La c. non verbale riguarda le emozioni individuali e gli atteggiamenti sociali. I due principali atteggiamenti verso gli altri sono: a) amichevole/ostile (o di affiliazione); b) dominante/sottomesso.
Molti tra i segnali interpersonali sono innati. Ad esempio, i bambini piccoli sollevano le braccia per essere presi in braccio, piangono se vengono separati dalla madre, ridono giocando con altri bambini, aggrottano le sopracciglia se attaccano un altro bambino. Tuttavia, la c. degli atteggiamenti interpersonali viene anche ad essere modificata dalle regole sociali, che variano da cultura a cultura. Ad esempio, nei Paesi arabi non sono consentiti atteggiamenti affettuosi tra eterosessuali, cosa invece molto diffusa in Occidente.
La c. non verbale è formata dall'insieme di un sistema intonazionale e di un sistema paralinguistico: entrambi riguardano gli aspetti non strettamente linguistici del parlato, come il tono, il timbro, le pause.
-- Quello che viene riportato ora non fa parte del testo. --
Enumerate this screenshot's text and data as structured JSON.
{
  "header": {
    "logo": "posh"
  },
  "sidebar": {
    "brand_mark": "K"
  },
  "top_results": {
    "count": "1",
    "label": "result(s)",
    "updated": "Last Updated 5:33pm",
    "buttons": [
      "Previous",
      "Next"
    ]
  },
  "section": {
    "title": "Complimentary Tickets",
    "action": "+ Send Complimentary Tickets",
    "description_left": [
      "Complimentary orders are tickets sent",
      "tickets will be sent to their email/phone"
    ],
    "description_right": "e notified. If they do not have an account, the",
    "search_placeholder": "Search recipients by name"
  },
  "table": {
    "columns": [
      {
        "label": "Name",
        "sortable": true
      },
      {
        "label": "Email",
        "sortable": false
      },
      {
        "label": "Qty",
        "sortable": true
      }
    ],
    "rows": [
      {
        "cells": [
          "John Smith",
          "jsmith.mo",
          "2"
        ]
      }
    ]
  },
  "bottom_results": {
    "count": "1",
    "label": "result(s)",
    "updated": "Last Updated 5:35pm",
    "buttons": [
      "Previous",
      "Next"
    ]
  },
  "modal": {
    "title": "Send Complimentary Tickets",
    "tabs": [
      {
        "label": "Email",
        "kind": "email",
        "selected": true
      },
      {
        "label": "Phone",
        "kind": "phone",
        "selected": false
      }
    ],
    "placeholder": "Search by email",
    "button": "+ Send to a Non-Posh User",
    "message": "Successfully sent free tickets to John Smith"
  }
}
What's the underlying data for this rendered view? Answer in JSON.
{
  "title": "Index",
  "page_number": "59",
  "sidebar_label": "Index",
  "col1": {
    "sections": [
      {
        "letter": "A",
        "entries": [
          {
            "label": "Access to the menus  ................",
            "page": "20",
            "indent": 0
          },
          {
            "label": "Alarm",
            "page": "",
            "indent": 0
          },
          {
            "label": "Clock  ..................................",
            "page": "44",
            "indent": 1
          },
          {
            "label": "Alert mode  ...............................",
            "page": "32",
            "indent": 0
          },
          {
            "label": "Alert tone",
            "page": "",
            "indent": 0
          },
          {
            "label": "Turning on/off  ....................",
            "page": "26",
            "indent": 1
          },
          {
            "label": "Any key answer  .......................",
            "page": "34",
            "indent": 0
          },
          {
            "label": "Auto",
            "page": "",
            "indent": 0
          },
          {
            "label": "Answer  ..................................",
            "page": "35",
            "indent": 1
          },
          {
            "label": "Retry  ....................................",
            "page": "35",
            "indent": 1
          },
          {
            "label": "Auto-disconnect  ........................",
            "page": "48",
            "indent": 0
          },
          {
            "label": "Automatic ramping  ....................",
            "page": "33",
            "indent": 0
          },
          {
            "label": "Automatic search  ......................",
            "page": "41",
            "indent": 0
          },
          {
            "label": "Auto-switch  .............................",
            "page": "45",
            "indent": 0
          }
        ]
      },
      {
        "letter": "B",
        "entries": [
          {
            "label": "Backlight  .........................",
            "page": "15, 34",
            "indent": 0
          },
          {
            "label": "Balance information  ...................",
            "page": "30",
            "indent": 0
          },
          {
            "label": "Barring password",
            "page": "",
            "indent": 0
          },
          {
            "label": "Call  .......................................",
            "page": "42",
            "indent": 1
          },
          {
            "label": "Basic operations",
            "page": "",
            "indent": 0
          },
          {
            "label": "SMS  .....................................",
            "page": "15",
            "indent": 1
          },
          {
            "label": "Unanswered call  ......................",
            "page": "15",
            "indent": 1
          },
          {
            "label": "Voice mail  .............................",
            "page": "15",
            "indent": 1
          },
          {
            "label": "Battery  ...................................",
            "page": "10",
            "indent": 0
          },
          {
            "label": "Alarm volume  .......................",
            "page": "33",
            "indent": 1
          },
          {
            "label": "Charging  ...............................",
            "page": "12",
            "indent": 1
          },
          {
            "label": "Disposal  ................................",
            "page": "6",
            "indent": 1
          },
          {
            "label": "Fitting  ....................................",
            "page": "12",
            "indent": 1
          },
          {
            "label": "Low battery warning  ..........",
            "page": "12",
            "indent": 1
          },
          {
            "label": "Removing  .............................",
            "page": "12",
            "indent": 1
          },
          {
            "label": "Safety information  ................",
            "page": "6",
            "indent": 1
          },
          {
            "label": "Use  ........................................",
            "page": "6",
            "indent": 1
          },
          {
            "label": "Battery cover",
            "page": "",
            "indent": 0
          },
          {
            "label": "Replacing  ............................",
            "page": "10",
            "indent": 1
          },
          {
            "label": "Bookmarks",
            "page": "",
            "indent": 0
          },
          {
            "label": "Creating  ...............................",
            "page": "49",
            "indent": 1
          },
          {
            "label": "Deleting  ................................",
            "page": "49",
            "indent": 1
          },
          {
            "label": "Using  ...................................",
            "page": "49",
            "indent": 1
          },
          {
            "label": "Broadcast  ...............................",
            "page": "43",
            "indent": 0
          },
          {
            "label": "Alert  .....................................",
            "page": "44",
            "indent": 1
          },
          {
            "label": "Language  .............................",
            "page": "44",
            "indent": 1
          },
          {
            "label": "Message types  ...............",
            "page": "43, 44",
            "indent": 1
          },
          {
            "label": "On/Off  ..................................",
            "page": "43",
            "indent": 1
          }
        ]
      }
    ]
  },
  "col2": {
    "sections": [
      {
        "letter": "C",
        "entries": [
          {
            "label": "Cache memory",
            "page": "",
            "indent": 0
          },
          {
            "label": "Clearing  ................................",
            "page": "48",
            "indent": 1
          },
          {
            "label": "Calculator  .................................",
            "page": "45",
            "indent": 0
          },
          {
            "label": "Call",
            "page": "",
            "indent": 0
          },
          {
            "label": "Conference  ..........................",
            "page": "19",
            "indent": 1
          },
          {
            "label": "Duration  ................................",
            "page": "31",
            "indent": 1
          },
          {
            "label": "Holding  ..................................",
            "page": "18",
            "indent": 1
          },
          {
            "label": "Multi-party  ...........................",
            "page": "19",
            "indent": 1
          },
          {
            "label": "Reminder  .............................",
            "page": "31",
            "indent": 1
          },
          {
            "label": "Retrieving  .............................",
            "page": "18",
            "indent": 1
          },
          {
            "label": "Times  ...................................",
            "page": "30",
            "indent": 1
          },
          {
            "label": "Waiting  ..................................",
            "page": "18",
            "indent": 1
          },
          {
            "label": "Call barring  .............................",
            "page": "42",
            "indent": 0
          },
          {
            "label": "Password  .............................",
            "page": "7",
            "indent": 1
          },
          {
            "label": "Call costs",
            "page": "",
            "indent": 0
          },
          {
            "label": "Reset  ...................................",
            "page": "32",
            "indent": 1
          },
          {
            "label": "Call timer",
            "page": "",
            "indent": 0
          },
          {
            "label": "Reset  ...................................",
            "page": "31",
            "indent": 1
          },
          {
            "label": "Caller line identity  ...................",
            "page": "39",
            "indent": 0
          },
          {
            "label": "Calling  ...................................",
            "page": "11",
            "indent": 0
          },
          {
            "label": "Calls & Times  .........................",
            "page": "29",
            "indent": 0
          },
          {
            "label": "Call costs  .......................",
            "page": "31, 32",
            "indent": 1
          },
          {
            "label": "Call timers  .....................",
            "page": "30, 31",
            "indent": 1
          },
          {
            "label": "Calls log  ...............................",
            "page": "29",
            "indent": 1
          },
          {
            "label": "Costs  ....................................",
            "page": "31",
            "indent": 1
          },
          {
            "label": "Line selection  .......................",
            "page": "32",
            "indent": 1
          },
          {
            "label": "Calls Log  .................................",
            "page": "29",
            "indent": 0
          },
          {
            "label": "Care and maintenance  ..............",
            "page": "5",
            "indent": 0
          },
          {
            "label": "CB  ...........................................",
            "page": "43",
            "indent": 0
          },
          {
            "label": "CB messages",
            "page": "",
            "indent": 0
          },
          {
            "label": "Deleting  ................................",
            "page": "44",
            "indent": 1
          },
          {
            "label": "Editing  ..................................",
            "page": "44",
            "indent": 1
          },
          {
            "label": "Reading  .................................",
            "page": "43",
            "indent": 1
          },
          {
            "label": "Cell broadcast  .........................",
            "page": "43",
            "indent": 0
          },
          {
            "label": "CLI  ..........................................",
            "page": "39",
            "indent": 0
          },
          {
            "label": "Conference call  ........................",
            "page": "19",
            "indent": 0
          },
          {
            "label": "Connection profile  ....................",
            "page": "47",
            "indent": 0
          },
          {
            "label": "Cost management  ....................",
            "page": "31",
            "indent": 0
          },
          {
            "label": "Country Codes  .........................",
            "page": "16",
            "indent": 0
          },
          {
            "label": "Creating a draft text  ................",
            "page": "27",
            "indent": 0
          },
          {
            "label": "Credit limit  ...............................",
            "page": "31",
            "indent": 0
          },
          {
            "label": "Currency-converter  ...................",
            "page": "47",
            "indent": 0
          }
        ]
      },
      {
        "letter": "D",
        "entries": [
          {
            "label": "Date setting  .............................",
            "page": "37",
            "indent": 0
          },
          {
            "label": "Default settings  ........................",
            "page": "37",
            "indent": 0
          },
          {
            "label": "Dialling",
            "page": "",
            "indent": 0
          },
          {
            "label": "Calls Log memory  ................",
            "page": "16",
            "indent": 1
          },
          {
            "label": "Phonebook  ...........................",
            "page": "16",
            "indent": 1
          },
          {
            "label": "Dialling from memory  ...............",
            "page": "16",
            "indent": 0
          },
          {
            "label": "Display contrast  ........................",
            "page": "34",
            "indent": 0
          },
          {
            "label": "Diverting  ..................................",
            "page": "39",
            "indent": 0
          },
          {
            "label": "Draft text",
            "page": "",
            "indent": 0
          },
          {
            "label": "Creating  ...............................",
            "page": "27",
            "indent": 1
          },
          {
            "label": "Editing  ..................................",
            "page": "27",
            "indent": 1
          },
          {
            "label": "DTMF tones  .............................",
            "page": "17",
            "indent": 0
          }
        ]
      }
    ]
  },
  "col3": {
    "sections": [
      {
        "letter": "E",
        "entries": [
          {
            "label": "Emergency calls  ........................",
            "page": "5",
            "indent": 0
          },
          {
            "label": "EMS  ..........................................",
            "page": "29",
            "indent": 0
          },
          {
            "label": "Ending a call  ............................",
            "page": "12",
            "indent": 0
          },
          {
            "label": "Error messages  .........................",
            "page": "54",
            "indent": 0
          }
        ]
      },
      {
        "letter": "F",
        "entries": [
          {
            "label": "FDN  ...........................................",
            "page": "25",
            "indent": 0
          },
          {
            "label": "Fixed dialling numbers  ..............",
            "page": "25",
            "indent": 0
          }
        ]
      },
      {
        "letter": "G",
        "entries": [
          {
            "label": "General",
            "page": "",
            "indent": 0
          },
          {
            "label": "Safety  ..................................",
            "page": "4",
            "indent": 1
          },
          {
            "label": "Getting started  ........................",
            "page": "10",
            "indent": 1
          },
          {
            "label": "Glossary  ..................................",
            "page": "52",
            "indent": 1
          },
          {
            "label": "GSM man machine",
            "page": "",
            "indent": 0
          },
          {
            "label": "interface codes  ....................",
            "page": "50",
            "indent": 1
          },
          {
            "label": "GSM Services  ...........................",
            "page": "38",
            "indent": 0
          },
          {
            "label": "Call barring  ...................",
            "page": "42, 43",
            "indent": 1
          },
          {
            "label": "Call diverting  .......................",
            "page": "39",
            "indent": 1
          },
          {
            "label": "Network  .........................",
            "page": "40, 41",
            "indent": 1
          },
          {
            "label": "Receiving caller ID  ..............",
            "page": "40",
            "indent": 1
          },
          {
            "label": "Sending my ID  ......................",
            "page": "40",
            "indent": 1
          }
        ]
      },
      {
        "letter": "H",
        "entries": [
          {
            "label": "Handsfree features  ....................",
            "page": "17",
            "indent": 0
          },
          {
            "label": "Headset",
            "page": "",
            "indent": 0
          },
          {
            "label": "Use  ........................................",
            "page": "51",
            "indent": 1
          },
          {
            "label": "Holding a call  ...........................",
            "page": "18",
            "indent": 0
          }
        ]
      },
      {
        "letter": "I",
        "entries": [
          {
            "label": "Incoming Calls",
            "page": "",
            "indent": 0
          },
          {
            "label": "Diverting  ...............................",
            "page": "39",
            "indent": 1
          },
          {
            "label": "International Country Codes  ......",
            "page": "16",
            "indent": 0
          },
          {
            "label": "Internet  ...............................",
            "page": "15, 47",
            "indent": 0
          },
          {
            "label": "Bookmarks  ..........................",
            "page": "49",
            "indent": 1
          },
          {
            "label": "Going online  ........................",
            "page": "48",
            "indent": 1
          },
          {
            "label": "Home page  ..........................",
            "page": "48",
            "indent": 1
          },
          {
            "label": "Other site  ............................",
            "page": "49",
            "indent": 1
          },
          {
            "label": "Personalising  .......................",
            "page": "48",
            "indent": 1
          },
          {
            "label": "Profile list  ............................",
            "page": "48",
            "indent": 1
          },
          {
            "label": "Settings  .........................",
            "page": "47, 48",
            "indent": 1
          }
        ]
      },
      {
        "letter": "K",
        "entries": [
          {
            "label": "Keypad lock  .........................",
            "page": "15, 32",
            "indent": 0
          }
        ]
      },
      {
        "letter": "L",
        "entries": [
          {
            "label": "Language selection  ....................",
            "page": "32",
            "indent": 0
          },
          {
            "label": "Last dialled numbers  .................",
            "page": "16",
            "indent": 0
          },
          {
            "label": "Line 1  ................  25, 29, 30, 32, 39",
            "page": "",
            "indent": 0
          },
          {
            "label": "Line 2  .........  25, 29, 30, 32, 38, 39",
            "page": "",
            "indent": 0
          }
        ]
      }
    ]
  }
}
Tuttavia, la c. non verbale si esprime attraverso tre comportamenti fondamentali: 1) il comportamento spaziale, definito prossemica, che si riferisce al significato della distanza tra i corpi e si identifica nel tipo di contatto corporeo, nell'orientazione e nella postura; 2) il comportamento motorio-gestuale, che esprime particolari significati attraverso i movimenti, soprattutto quelli delle mani e del capo. La loro principale funzione è quella del rinforzo, possono cioè incoraggiare colui che parla a proseguire nel discorso. Altri tipi di gesti possono essere emblematici, illustratori, ostentatori, regolatori e adattativi; 3) il comportamento mimico del volto, che esprime determinati significati attraverso il diverso uso (spontaneo) dei muscoli facciali.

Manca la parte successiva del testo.